“Of course not––for that much I can draw a deep breath and give thanks––it was my own luck.”
“Other times, other titles,” she murmured.
“One time you told me what you thought of the future of American women, the all-round good fellows of the world––do you remember? I wish you had not told me. It’s just another thing to irritate. I’m driven mad by trifles––I’m starved for a big tragedy; that’s the way this craving for a fortune and a good time is playing boomerang. I’m so infernally weary of hearing about the cut-glass slipper heels of some chorus girl and so hungry to hear about a shipwreck, a new creed, a daring crime that–––”
“You foolish, funny boy,” she said, taking pity on his involved analysis, “don’t you see what you have done? It’s quite the common fate of get-rich-quick dreamers; you merely symbolized your goal by Beatrice Constantine, she stood for the combined relationships of wife, comrade, lady luxury––and you captured your goal, and the greater effort ceased. You have had time to examine your prize in microscopic fashion. It isn’t at all what you intended––but it is quite what you deserve. No one can make a lie serve for the truth––at all times and for an indefinite period. There is bound to come a cropper somewhere––usually where you least expect it. And you lied to yourself in the beginning, a passive sort of falsehood, in merely refusing to see the truth and groping for the unreal. You had to justify your race for wealth, so you said, ‘Oho, I’ll love a story-book princess and let that be my incentive. Story-book princesses are expensive lovelies and you have to have money bags to jingle before their fair selves!’ So you became more and more infatuated with the fairy-book princess who happened to be in your pathway––and it was Beatrice. She made you feel 231 that anything your slightly mad and quite unrealizing young self might do was proper. Just as the boy with a new air rifle deliberately sets up a target to shoot away at because the savage in him must justify hitting something besides the ozone, so you have merely wooed and won your own falsehood and disillusionment.”
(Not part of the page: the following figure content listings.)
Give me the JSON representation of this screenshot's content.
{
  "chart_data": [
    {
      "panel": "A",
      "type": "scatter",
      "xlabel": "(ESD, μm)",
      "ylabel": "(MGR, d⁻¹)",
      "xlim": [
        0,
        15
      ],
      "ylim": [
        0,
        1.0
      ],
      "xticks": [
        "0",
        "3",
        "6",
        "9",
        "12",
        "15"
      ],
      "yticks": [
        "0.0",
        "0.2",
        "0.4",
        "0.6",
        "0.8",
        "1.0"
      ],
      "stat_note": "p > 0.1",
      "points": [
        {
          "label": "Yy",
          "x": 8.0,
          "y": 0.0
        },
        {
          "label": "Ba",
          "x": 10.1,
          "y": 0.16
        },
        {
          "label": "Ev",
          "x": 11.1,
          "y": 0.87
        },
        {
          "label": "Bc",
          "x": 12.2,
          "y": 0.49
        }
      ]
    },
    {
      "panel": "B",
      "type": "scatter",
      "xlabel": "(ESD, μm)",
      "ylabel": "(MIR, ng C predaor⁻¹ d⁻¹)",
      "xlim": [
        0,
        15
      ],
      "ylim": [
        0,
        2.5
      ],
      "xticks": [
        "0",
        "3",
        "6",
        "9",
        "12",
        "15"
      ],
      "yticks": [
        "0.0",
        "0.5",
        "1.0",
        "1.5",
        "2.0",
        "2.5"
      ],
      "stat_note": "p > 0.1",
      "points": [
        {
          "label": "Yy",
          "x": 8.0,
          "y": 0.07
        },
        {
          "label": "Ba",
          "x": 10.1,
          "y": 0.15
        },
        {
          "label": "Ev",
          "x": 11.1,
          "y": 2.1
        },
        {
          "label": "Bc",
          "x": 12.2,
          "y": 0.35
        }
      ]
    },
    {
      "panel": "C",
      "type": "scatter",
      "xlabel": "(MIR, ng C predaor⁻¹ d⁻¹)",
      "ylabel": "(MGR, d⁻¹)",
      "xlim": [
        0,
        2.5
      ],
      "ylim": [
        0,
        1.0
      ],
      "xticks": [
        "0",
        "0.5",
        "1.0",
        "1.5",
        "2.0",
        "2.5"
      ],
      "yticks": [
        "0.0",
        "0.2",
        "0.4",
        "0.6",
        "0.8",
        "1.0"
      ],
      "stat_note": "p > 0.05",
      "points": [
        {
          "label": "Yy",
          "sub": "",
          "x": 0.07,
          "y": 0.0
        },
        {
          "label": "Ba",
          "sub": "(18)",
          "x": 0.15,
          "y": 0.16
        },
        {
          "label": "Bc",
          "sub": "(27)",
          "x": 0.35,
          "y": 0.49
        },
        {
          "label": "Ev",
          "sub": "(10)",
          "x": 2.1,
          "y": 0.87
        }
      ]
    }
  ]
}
“You say it rather neatly; but that isn’t all. The thing is that I’m not game enough to go on and take the punishment. Are you surprised?”
“No. But are you prepared to give up the thing which won her?”
“My money? I’ve thought of it.” He folded his arms and began walking up and down the littered, water-soaked office. “Would you like me any better?” he asked, tenderly.
Mary’s eyes grew stormy. “If the men go to work at once we can have the rugs sent to the cleaner’s and put down old matting for a temporary covering––and I can go ahead taking inventory,” was her answer.
“I see,” Steve made himself respond. “Well––I didn’t trespass very much,” he whispered as he passed her to leave the building.